The United States has seen a number of large migrations to places where economic opportunities existed. "The Grapes of Wrath" -- a high school favorite for English teachers -- describes in stark detail how people left the Dust Bowl of Oklahoma (due to a severe drought) to seek employment in California. I witnessed the impact of mass migration growing up in Detroit. Many of my neighbors were from the South, having left an agriculture-based economy to work in the auto factories and the businesses that arose around them as the result of the corresponding prosperity.
The mobility of the U.S. population is the lowest it's been since World War II according to the Wall Street Journal. The situation is striking because many rural areas and small towns are "in an economic funk brought on by the decline of manufacturing and farm consolidation." A troubling aspect of this situation "is that while lots of struggling residents see leaving as the best way to improve their lives, a surprising share remain stuck in place."
A number of reasons are given for the failure of people to relocate for better opportunities:
- The cost of housing -- People in small towns don't have much equity in their homes, which are modestly priced. Moving to a larger city to find work entails a material increase in housing expenses.
- Government assistance -- Aid programs for low income people vary from state to state and can provide a disincentive to leave.

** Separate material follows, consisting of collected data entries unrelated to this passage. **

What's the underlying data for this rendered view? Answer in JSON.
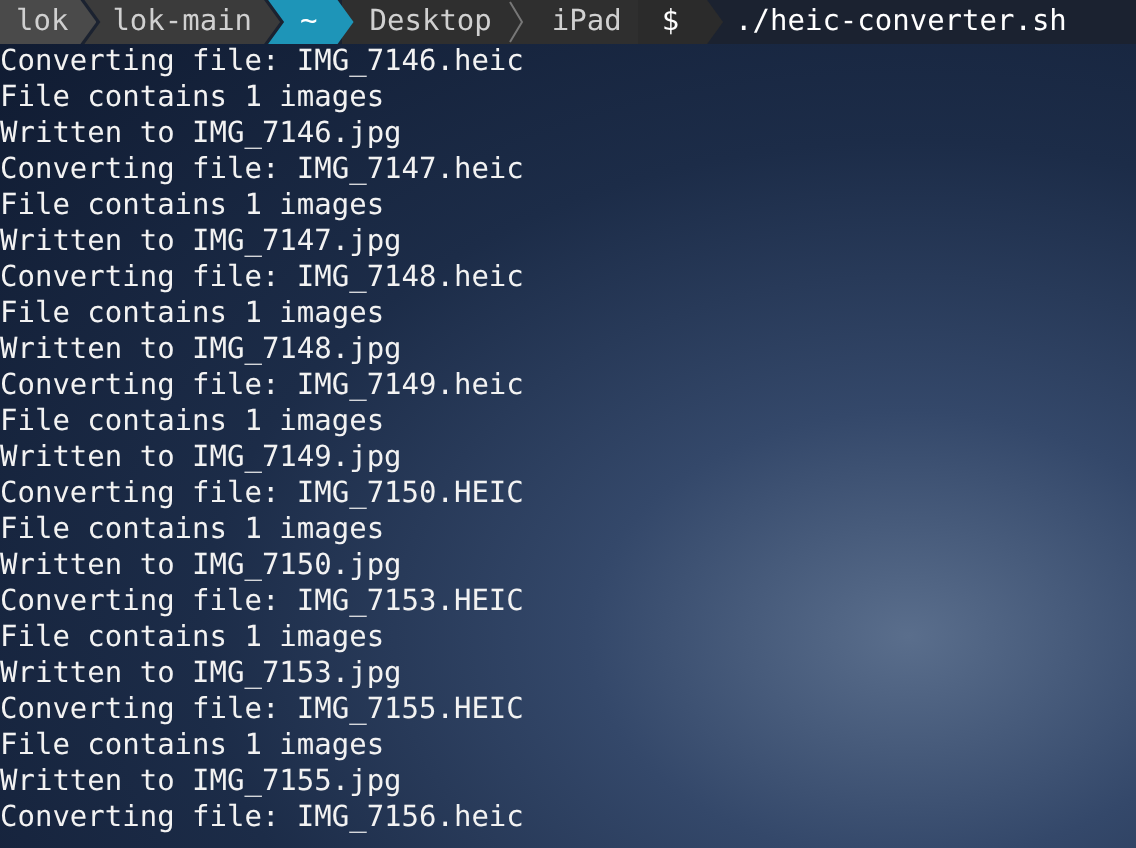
{
  "prompt": {
    "segments": [
      {
        "kind": "user",
        "text": "lok"
      },
      {
        "kind": "host",
        "text": "lok-main"
      },
      {
        "kind": "home",
        "text": "~"
      },
      {
        "kind": "path",
        "text": "Desktop"
      },
      {
        "kind": "path",
        "text": "iPad"
      }
    ],
    "symbol": "$",
    "command": "./heic-converter.sh"
  },
  "output": [
    "Converting file: IMG_7146.heic",
    "File contains 1 images",
    "Written to IMG_7146.jpg",
    "Converting file: IMG_7147.heic",
    "File contains 1 images",
    "Written to IMG_7147.jpg",
    "Converting file: IMG_7148.heic",
    "File contains 1 images",
    "Written to IMG_7148.jpg",
    "Converting file: IMG_7149.heic",
    "File contains 1 images",
    "Written to IMG_7149.jpg",
    "Converting file: IMG_7150.HEIC",
    "File contains 1 images",
    "Written to IMG_7150.jpg",
    "Converting file: IMG_7153.HEIC",
    "File contains 1 images",
    "Written to IMG_7153.jpg",
    "Converting file: IMG_7155.HEIC",
    "File contains 1 images",
    "Written to IMG_7155.jpg",
    "Converting file: IMG_7156.heic"
  ]
}
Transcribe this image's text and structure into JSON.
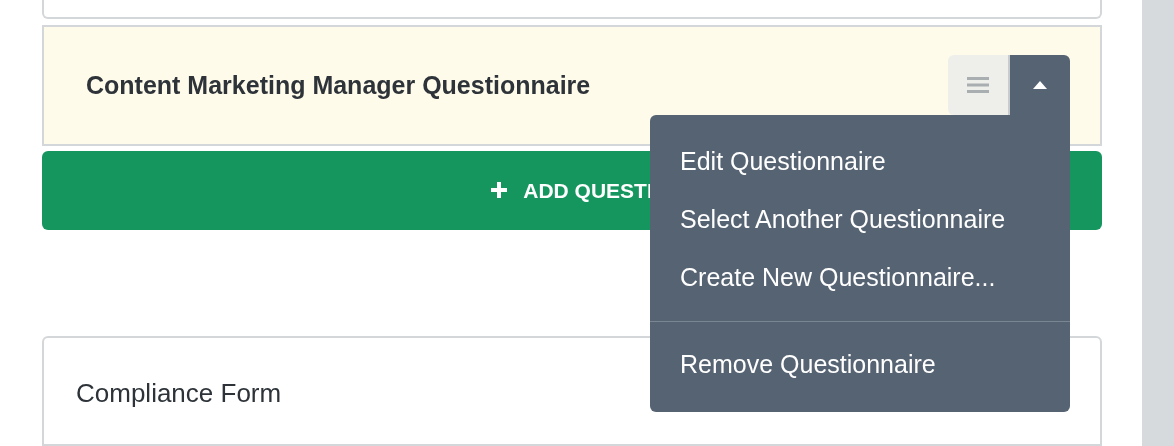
{
  "questionnaire_card": {
    "title": "Content Marketing Manager Questionnaire",
    "menu_open": true
  },
  "menu": {
    "items": [
      {
        "label": "Edit Questionnaire",
        "kind": "item"
      },
      {
        "label": "Select Another Questionnaire",
        "kind": "item"
      },
      {
        "label": "Create New Questionnaire...",
        "kind": "item"
      },
      {
        "kind": "divider"
      },
      {
        "label": "Remove Questionnaire",
        "kind": "item"
      }
    ]
  },
  "add_button": {
    "label": "ADD QUESTI"
  },
  "compliance_card": {
    "title": "Compliance Form"
  }
}
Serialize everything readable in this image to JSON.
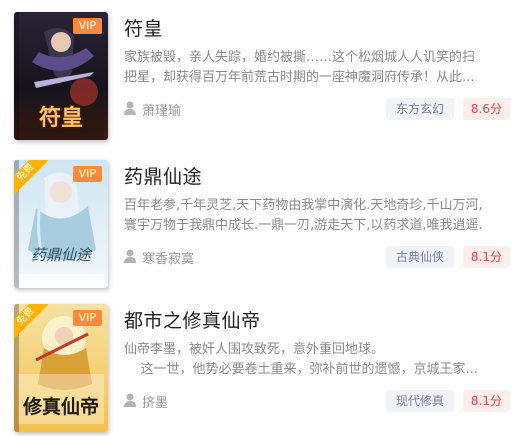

- Community assistance -- Family and friends provide an extended network to help people in need when times are tough. Such community support may not be available in a new place.
- State licensing requirements -- Moving to a different state may require obtaining a new license for certain trades (e.g., barbers and cosmetologists).
- The growing cultural divide -- People from small towns may not feel comfortable with the social climate in larger cities where jobs are more available.
The Wall Street Journal article does not mention another reason for the lack of mobility -- a skills gap. People in small towns may not be trained to handle the tasks necessary to obtain jobs in the new economy.
Greater mobility is not without costs. If the most talented young people leave small cities and rural areas, it causes a "brain drain" and further decline of these places. At the macro level, however, "the lack of mobility has been a drag on the entire U.S. economy."